Elizabeth Stubbins Bates, an early career Fellow at the Bonavero Institute of Human Rights, has been awarded £4,500 from the University's knowledge exchange seed fund to establish the Oxford Forum for International Humanitarian Law Compliance

The Oxford Forum for International Humanitarian Law (IHL) Compliance is a series of workshops at which states will share their practice on IHL’s procedural norms of implementation and enforcement, and hear research findings from scholars working on the same norms. With seed funding, the first workshop will involve a dialogue on best practice on the obligation to train the armed forces in IHL, and lead to a collaborative rubric for other states subsequently to share their practice on the same obligation, to be submitted to the International Committee of the Red Cross (ICRC) for future, global use.

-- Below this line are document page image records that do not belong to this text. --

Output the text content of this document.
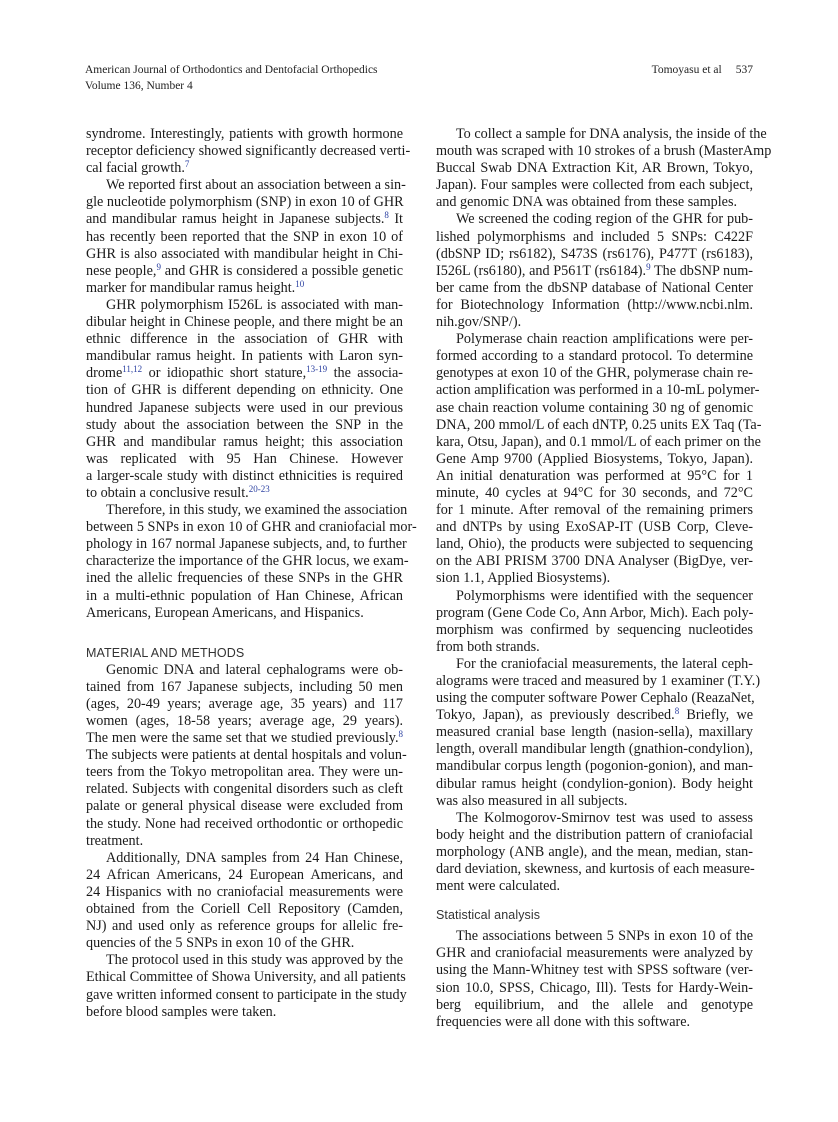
American Journal of Orthodontics and Dentofacial Orthopedics
Volume 136, Number 4
Tomoyasu et al 537
syndrome. Interestingly, patients with growth hormone
receptor deficiency showed significantly decreased verti-
cal facial growth.$^7$
We reported first about an association between a sin-
gle nucleotide polymorphism (SNP) in exon 10 of GHR
and mandibular ramus height in Japanese subjects.$^8$ It
has recently been reported that the SNP in exon 10 of
GHR is also associated with mandibular height in Chi-
nese people,$^9$ and GHR is considered a possible genetic
marker for mandibular ramus height.$^{10}$
GHR polymorphism I526L is associated with man-
dibular height in Chinese people, and there might be an
ethnic difference in the association of GHR with
mandibular ramus height. In patients with Laron syn-
drome$^{11,12}$ or idiopathic short stature,$^{13-19}$ the associa-
tion of GHR is different depending on ethnicity. One
hundred Japanese subjects were used in our previous
study about the association between the SNP in the
GHR and mandibular ramus height; this association
was replicated with 95 Han Chinese. However
a larger-scale study with distinct ethnicities is required
to obtain a conclusive result.$^{20-23}$
Therefore, in this study, we examined the association
between 5 SNPs in exon 10 of GHR and craniofacial mor-
phology in 167 normal Japanese subjects, and, to further
characterize the importance of the GHR locus, we exam-
ined the allelic frequencies of these SNPs in the GHR
in a multi-ethnic population of Han Chinese, African
Americans, European Americans, and Hispanics.
MATERIAL AND METHODS
Genomic DNA and lateral cephalograms were ob-
tained from 167 Japanese subjects, including 50 men
(ages, 20-49 years; average age, 35 years) and 117
women (ages, 18-58 years; average age, 29 years).
The men were the same set that we studied previously.$^8$
The subjects were patients at dental hospitals and volun-
teers from the Tokyo metropolitan area. They were un-
related. Subjects with congenital disorders such as cleft
palate or general physical disease were excluded from
the study. None had received orthodontic or orthopedic
treatment.
Additionally, DNA samples from 24 Han Chinese,
24 African Americans, 24 European Americans, and
24 Hispanics with no craniofacial measurements were
obtained from the Coriell Cell Repository (Camden,
NJ) and used only as reference groups for allelic fre-
quencies of the 5 SNPs in exon 10 of the GHR.
The protocol used in this study was approved by the
Ethical Committee of Showa University, and all patients
gave written informed consent to participate in the study
before blood samples were taken.
To collect a sample for DNA analysis, the inside of the
mouth was scraped with 10 strokes of a brush (MasterAmp
Buccal Swab DNA Extraction Kit, AR Brown, Tokyo,
Japan). Four samples were collected from each subject,
and genomic DNA was obtained from these samples.
We screened the coding region of the GHR for pub-
lished polymorphisms and included 5 SNPs: C422F
(dbSNP ID; rs6182), S473S (rs6176), P477T (rs6183),
I526L (rs6180), and P561T (rs6184).$^9$ The dbSNP num-
ber came from the dbSNP database of National Center
for Biotechnology Information (http://www.ncbi.nlm.
nih.gov/SNP/).
Polymerase chain reaction amplifications were per-
formed according to a standard protocol. To determine
genotypes at exon 10 of the GHR, polymerase chain re-
action amplification was performed in a 10-mL polymer-
ase chain reaction volume containing 30 ng of genomic
DNA, 200 mmol/L of each dNTP, 0.25 units EX Taq (Ta-
kara, Otsu, Japan), and 0.1 mmol/L of each primer on the
Gene Amp 9700 (Applied Biosystems, Tokyo, Japan).
An initial denaturation was performed at 95°C for 1
minute, 40 cycles at 94°C for 30 seconds, and 72°C
for 1 minute. After removal of the remaining primers
and dNTPs by using ExoSAP-IT (USB Corp, Cleve-
land, Ohio), the products were subjected to sequencing
on the ABI PRISM 3700 DNA Analyser (BigDye, ver-
sion 1.1, Applied Biosystems).
Polymorphisms were identified with the sequencer
program (Gene Code Co, Ann Arbor, Mich). Each poly-
morphism was confirmed by sequencing nucleotides
from both strands.
For the craniofacial measurements, the lateral ceph-
alograms were traced and measured by 1 examiner (T.Y.)
using the computer software Power Cephalo (ReazaNet,
Tokyo, Japan), as previously described.$^8$ Briefly, we
measured cranial base length (nasion-sella), maxillary
length, overall mandibular length (gnathion-condylion),
mandibular corpus length (pogonion-gonion), and man-
dibular ramus height (condylion-gonion). Body height
was also measured in all subjects.
The Kolmogorov-Smirnov test was used to assess
body height and the distribution pattern of craniofacial
morphology (ANB angle), and the mean, median, stan-
dard deviation, skewness, and kurtosis of each measure-
ment were calculated.
Statistical analysis
The associations between 5 SNPs in exon 10 of the
GHR and craniofacial measurements were analyzed by
using the Mann-Whitney test with SPSS software (ver-
sion 10.0, SPSS, Chicago, Ill). Tests for Hardy-Wein-
berg equilibrium, and the allele and genotype
frequencies were all done with this software.
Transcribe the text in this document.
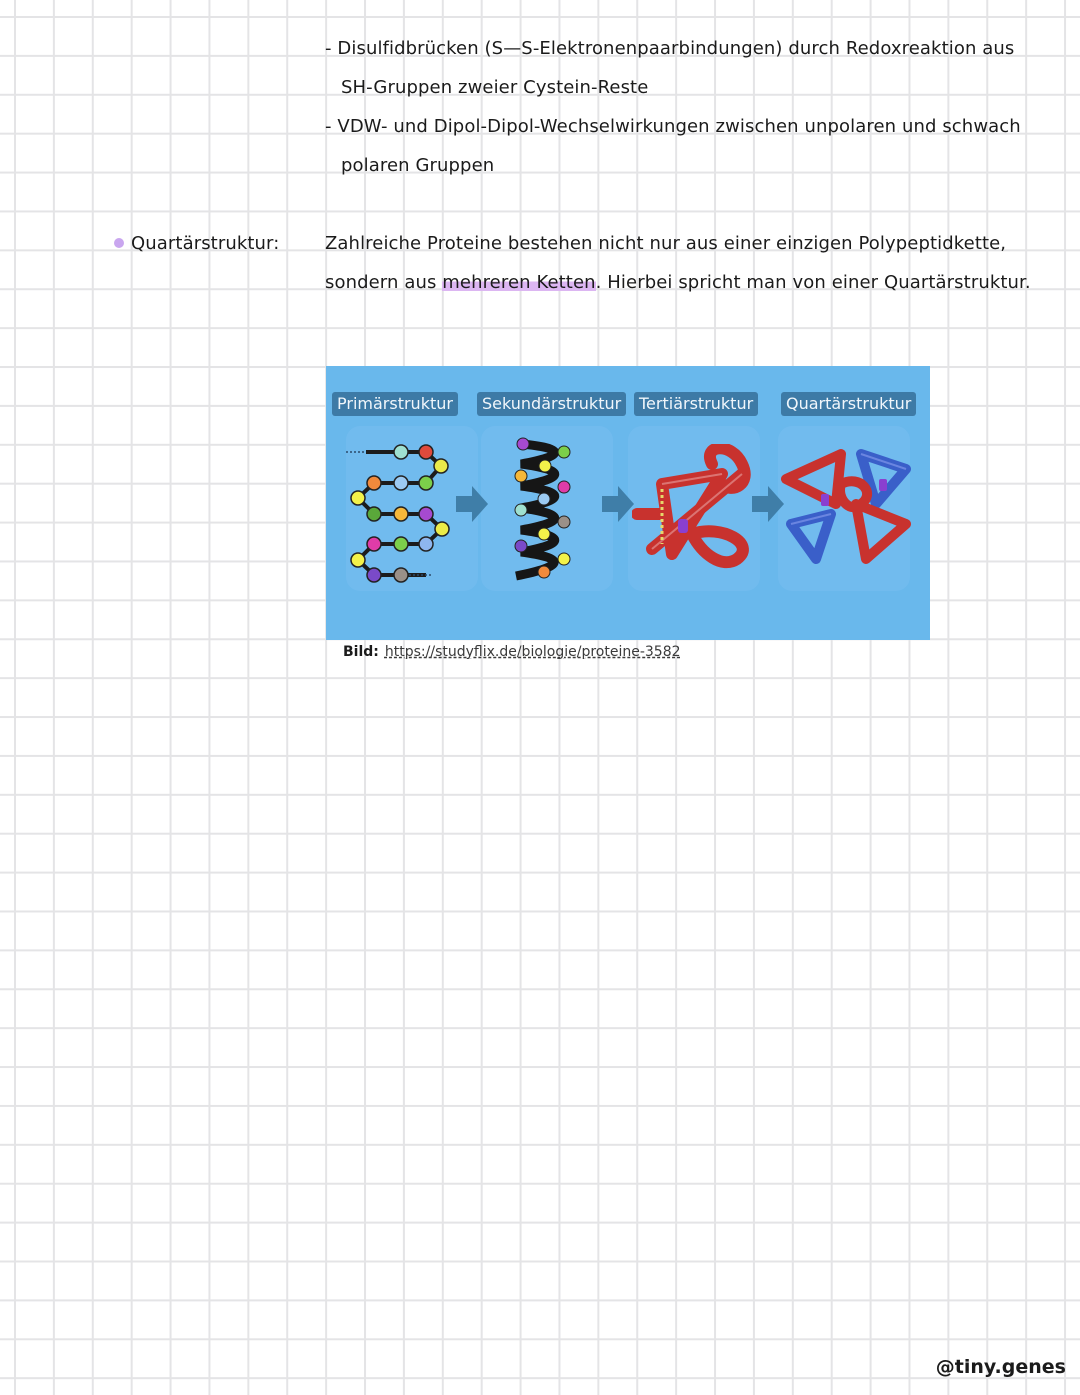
- Disulfidbrücken (S—S-Elektronenpaarbindungen) durch Redoxreaktion aus
SH-Gruppen zweier Cystein-Reste
- VDW- und Dipol-Dipol-Wechselwirkungen zwischen unpolaren und schwach
polaren Gruppen
Quartärstruktur:	Zahlreiche Proteine bestehen nicht nur aus einer einzigen Polypeptidkette,
sondern aus mehreren Ketten. Hierbei spricht man von einer Quartärstruktur.
Primärstruktur	Sekundärstruktur	Tertiärstruktur	Quartärstruktur
Bild: https://studyflix.de/biologie/proteine-3582
@tiny.genes
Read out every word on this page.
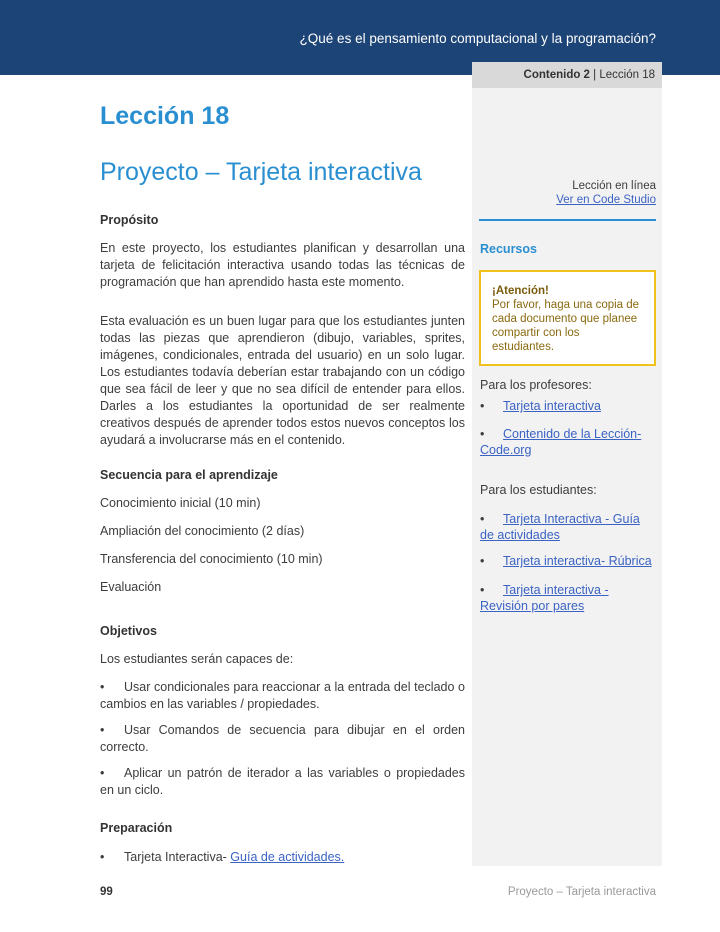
¿Qué es el pensamiento computacional y la programación?
Contenido 2 | Lección 18
Lección 18
Proyecto – Tarjeta interactiva
Propósito
En este proyecto, los estudiantes planifican y desarrollan una tarjeta de felicitación interactiva usando todas las técnicas de programación que han aprendido hasta este momento.
Esta evaluación es un buen lugar para que los estudiantes junten todas las piezas que aprendieron (dibujo, variables, sprites, imágenes, condicionales, entrada del usuario) en un solo lugar. Los estudiantes todavía deberían estar trabajando con un código que sea fácil de leer y que no sea difícil de entender para ellos. Darles a los estudiantes la oportunidad de ser realmente creativos después de aprender todos estos nuevos conceptos los ayudará a involucrarse más en el contenido.
Secuencia para el aprendizaje
Conocimiento inicial (10 min)
Ampliación del conocimiento (2 días)
Transferencia del conocimiento (10 min)
Evaluación
Objetivos
Los estudiantes serán capaces de:
• Usar condicionales para reaccionar a la entrada del teclado o cambios en las variables / propiedades.
• Usar Comandos de secuencia para dibujar en el orden correcto.
• Aplicar un patrón de iterador a las variables o propiedades en un ciclo.
Preparación
• Tarjeta Interactiva- Guía de actividades.
Lección en línea
Ver en Code Studio
Recursos
¡Atención!
Por favor, haga una copia de cada documento que planee compartir con los estudiantes.
Para los profesores:
• Tarjeta interactiva
• Contenido de la Lección- Code.org
Para los estudiantes:
• Tarjeta Interactiva - Guía de actividades
• Tarjeta interactiva- Rúbrica
• Tarjeta interactiva - Revisión por pares
99	Proyecto – Tarjeta interactiva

At each proposed workshop (to be held in Oxford at approximately six-monthly intervals), three to five states would share their practice in detail on one particular procedural norm in IHL, and would hear empirical findings and scholarly debate on that particular norm. For the first workshop the focus would be on IHL dissemination and military instruction. In the second, the role of legal advisers to the armed forces would be considered; in the third, command responsibility inter alia to prevent, suppress and report grave breaches of IHL in international armed conflict; in the fourth, the criminalisation and enforcement of the grave breaches regime (and its shortcomings, as it applies only in international armed conflict); in the fifth the review of new weapons in terms of IHL compliance; and in the sixth, the neglect of IHL’s existing monitoring tools, such as the rarely used International Humanitarian Law Fact-Finding Commission, and the never-used provision to call a meeting of states on particular matters of concern with IHL compliance.

There will be a collaborative outcome document from each workshop, with the aim of securing a detailed reporting tool so that states which are not participating in the Oxford Forum will have the opportunity to share their practice in these IHL norms of implementation and enforcement. The goal would be to move the diplomatic conversation on IHL beyond mere platitudes and assertions that states implement it correctly; and to use research findings and states’ own experiences to inform more detailed queries as to how these norms are implemented.